The integration of the socio-ecological (panarchy) and (SECI knowledge creation) learning theories provided significant insights into understanding the complex network of relations that influence hospital service delivery resilience to EWEs. The results demonstrated that the hospital stakeholders have a limited understanding of their built infrastructure in terms of the role it plays in responding to an EWE. While this finding demonstrated that strict delineations in hospital disaster planners’ responsibilities in services influence what lessons they learn and what knowledge goes in the disaster plan, the need to involve all key stakeholders in disaster planning is critical. This confirmed that reality is socially constructed by the people in their natural setting, which suggests that a better tool is needed to not only capture the knowledge acquired by all the hospital stakeholders but also facilitate better distribution and use of knowledge for future disaster management planning. This finding was further confirmed in the second phase of the study during interactions with the stakeholders that not all the lessons learnt from an EWE experience were externalised into the hospital adaptation process. This is due to the lack of mechanisms and structure to facilitate learning, capture and share different knowledge and the feedback processes at multiple scales and levels. Silo cultures, time limitations and economic constraints isolate and discourage a participatory approach towards building resilience in facility planning. These findings highlight the importance of disaster experiences for learning and the needs to capture different knowledge to increase the diversity of options and flexibility in hospital disaster adaptation.
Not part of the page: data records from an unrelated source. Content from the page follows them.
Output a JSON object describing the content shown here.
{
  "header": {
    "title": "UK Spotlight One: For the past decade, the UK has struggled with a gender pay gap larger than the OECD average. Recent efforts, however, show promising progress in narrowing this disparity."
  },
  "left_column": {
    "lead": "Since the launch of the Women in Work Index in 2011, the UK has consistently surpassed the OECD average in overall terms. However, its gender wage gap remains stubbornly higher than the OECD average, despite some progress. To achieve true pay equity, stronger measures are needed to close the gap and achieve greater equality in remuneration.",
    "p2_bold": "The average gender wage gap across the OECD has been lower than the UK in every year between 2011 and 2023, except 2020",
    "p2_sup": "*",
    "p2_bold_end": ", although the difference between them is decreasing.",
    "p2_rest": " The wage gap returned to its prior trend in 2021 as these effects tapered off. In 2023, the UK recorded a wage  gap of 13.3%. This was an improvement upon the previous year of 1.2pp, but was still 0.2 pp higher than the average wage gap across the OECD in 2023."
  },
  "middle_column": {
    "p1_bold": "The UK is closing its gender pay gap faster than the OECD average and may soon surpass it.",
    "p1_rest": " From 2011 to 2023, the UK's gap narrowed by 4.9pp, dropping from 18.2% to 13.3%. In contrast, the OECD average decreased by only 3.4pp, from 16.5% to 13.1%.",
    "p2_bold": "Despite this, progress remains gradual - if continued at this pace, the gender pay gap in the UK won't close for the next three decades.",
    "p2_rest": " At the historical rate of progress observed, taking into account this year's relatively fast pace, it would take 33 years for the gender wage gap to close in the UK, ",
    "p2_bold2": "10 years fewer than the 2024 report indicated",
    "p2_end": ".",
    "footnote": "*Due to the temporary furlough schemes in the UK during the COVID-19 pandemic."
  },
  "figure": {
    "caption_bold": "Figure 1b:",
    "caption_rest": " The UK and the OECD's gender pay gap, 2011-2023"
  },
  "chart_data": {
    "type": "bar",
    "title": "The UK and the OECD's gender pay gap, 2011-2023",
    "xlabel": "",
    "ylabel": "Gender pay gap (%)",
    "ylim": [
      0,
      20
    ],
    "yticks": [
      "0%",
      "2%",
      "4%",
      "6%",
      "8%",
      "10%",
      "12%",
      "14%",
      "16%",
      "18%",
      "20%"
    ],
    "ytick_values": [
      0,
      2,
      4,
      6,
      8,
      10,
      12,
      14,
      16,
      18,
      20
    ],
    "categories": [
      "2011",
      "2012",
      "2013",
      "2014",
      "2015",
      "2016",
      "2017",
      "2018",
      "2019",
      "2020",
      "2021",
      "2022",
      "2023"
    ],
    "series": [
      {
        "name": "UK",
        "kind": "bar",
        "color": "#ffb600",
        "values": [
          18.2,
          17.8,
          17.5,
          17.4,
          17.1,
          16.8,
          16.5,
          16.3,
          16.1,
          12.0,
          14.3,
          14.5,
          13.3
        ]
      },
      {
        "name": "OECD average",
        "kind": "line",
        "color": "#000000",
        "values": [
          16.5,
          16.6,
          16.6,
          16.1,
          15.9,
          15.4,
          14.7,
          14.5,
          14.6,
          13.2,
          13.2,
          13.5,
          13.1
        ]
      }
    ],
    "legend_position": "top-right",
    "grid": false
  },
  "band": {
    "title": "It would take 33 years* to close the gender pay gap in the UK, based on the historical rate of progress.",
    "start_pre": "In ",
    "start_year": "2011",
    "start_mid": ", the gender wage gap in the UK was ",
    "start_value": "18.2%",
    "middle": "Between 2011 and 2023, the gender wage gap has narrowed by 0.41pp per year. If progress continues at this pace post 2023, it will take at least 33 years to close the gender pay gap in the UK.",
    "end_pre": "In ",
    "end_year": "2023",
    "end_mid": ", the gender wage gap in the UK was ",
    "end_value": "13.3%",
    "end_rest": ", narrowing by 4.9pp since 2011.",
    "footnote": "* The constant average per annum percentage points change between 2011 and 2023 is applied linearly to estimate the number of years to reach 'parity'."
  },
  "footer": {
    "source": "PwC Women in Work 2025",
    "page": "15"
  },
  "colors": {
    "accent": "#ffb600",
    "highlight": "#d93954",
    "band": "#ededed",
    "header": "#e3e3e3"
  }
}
Additionally, the dynamic nature of hospital disaster management planning demonstrated the important relationship between the vulnerabilities, hospital adaptive capacities and learning that needs to be recognised, as they provide a new direction to enhance hospital resilience to EWEs. This research emphasised the need for a proactive, holistic and systemic approach to health-related disaster and facility management planning in supporting hospital service delivery resilience during EWEs.